WASHINGTON, Oct 26 (BestGrowthStock) – U.S. wood floor
manufacturers have asked the federal government to slap a 242
percent anti-dumping duty on competing products from China,
according to a filing with the U.S. Commerce Department.

The petition by The Coalition for American Hardwood Parity,
an industry group that includes Anderson Hardwood Floors, Award
Hardwood Floors and Shaw Industries Group, also asks for other
duties to be applied to offset China’s currency practices.

The case involves easy-to-assemble wood floor planks like
those sold at U.S. retailers Home Depot (HD.N: ) and Lowe’s
(LOW.N: ). U.S. wood floor manufacturers have been hurt by the
slump in domestic new house construction.

The Commerce Department will announce on Nov. 11 whether it
will accept the petition, which was filed last week, a
department spokesman said on Tuesday.

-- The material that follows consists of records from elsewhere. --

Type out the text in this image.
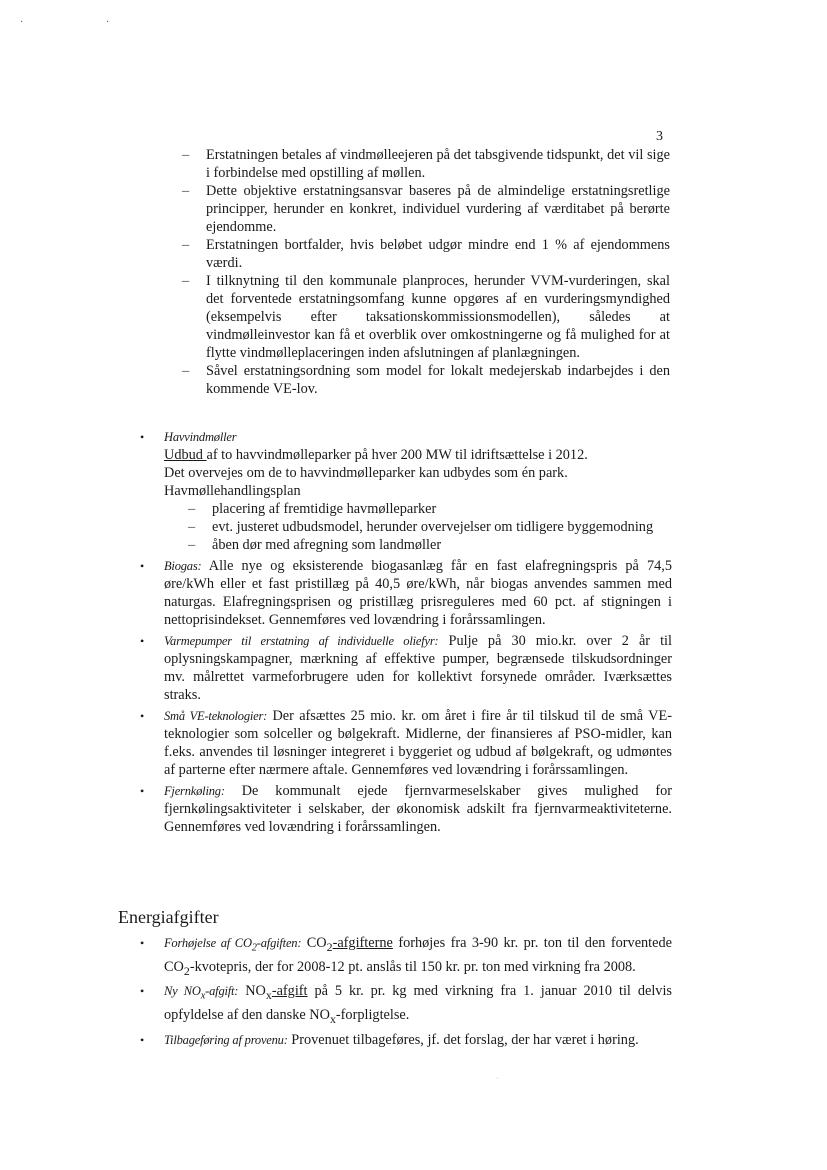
· ·
3
– Erstatningen betales af vindmølleejeren på det tabsgivende tidspunkt, det vil sige i forbindelse med opstilling af møllen.
– Dette objektive erstatningsansvar baseres på de almindelige erstatningsretlige principper, herunder en konkret, individuel vurdering af værditabet på berørte ejendomme.
– Erstatningen bortfalder, hvis beløbet udgør mindre end 1 % af ejendommens værdi.
– I tilknytning til den kommunale planproces, herunder VVM-vurderingen, skal det forventede erstatningsomfang kunne opgøres af en vurderingsmyndighed (eksempelvis efter taksationskommissionsmodellen), således at vindmølleinvestor kan få et overblik over omkostningerne og få mulighed for at flytte vindmølleplaceringen inden afslutningen af planlægningen.
– Såvel erstatningsordning som model for lokalt medejerskab indarbejdes i den kommende VE-lov.
• Havvindmøller
Udbud af to havvindmølleparker på hver 200 MW til idriftsættelse i 2012.
Det overvejes om de to havvindmølleparker kan udbydes som én park.
Havmøllehandlingsplan
– placering af fremtidige havmølleparker
– evt. justeret udbudsmodel, herunder overvejelser om tidligere byggemodning
– åben dør med afregning som landmøller
• Biogas: Alle nye og eksisterende biogasanlæg får en fast elafregningspris på 74,5 øre/kWh eller et fast pristillæg på 40,5 øre/kWh, når biogas anvendes sammen med naturgas. Elafregningsprisen og pristillæg prisreguleres med 60 pct. af stigningen i nettoprisindekset. Gennemføres ved lovændring i forårssamlingen.
• Varmepumper til erstatning af individuelle oliefyr: Pulje på 30 mio.kr. over 2 år til oplysningskampagner, mærkning af effektive pumper, begrænsede tilskudsordninger mv. målrettet varmeforbrugere uden for kollektivt forsynede områder. Iværksættes straks.
• Små VE-teknologier: Der afsættes 25 mio. kr. om året i fire år til tilskud til de små VE-teknologier som solceller og bølgekraft. Midlerne, der finansieres af PSO-midler, kan f.eks. anvendes til løsninger integreret i byggeriet og udbud af bølgekraft, og udmøntes af parterne efter nærmere aftale. Gennemføres ved lovændring i forårssamlingen.
• Fjernkøling: De kommunalt ejede fjernvarmeselskaber gives mulighed for fjernkølingsaktiviteter i selskaber, der økonomisk adskilt fra fjernvarmeaktiviteterne. Gennemføres ved lovændring i forårssamlingen.
Energiafgifter
• Forhøjelse af $CO_2$-afgiften: $CO_2$-afgifterne forhøjes fra 3-90 kr. pr. ton til den forventede $CO_2$-kvotepris, der for 2008-12 pt. anslås til 150 kr. pr. ton med virkning fra 2008.
• Ny $NO_x$-afgift: $NO_x$-afgift på 5 kr. pr. kg med virkning fra 1. januar 2010 til delvis opfyldelse af den danske $NO_x$-forpligtelse.
• Tilbageføring af provenu: Provenuet tilbageføres, jf. det forslag, der har været i høring.
·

It is expected to do so,
setting the stage for it to investigate whether the
anti-dumping and countervailing duties were warranted.

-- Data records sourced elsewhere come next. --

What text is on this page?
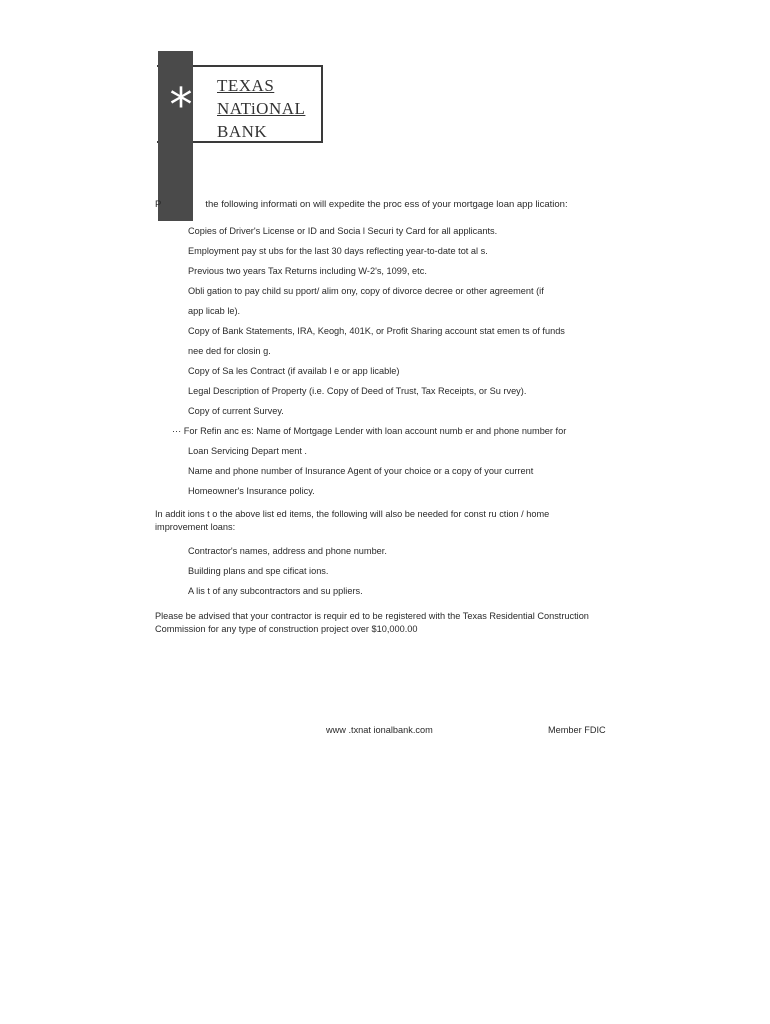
* TEXAS
NATiONAL
BANK
P	the following informati on will expedite the proc ess of your mortgage loan app lication:
Copies of Driver's License or ID and Socia l Securi ty Card for all applicants.
Employment pay st ubs for the last 30 days reflecting year-to-date tot al s.
Previous two years Tax Returns including W-2's, 1099, etc.
Obli gation to pay child su pport/ alim ony, copy of divorce decree or other agreement (if
app licab le).
Copy of Bank Statements, IRA, Keogh, 401K, or Profit Sharing account stat emen ts of funds
nee ded for closin g.
Copy of Sa les Contract (if availab l e or app licable)
Legal Description of Property (i.e. Copy of Deed of Trust, Tax Receipts, or Su rvey).
Copy of current Survey.
··· For Refin anc es: Name of Mortgage Lender with loan account numb er and phone number for
Loan Servicing Depart ment .
Name and phone number of Insurance Agent of your choice or a copy of your current
Homeowner's Insurance policy.
In addit ions t o the above list ed items, the following will also be needed for const ru ction / home improvement loans:
Contractor's names, address and phone number.
Building plans and spe cificat ions.
A lis t of any subcontractors and su ppliers.
Please be advised that your contractor is requir ed to be registered with the Texas Residential Construction Commission for any type of construction project over $10,000.00
www .txnat ionalbank.com	Member FDIC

The industry group has asked for a 242-percent duty on
“multilayered wood flooring” from China because of what it
describes as unfairly low pricing.

It is also requesting countervailing duties to offset
Chinese government subsidies — it says China keeps its
currency undervalued by as much as 25 percent to 50 percent to
give its exporters a price advantage.

The Commerce Department has turned down previous requests
to investigate the currency charge.

A bill passed last month by the U.S. House of
Representatives aims to make clear the department has the legal
authority to launch such probes, but it is uncertain if the
Senate will also approve the bill.

Although imports of multilayered wood flooring from China
fell to $119.7 million in 2009, from $148 million in 2008, the
Asian nation supplied about 62.5 percent of U.S. imports in
2009, up from 45.7 percent in 2007, the U.S. industry group
said.

It argued that last year’s drop was caused by the U.S.
recession and that China’s share of the U.S. market would
continue to rise without duties, making it harder for U.S. wood
floor manufacturers to recover from the housing downturn.

The U.S. International Trade Commission, which has the
final say on whether any duties are imposed, will also examine
the issue and vote in December on whether there is enough
evidence of injury to U.S. companies for the case to proceed.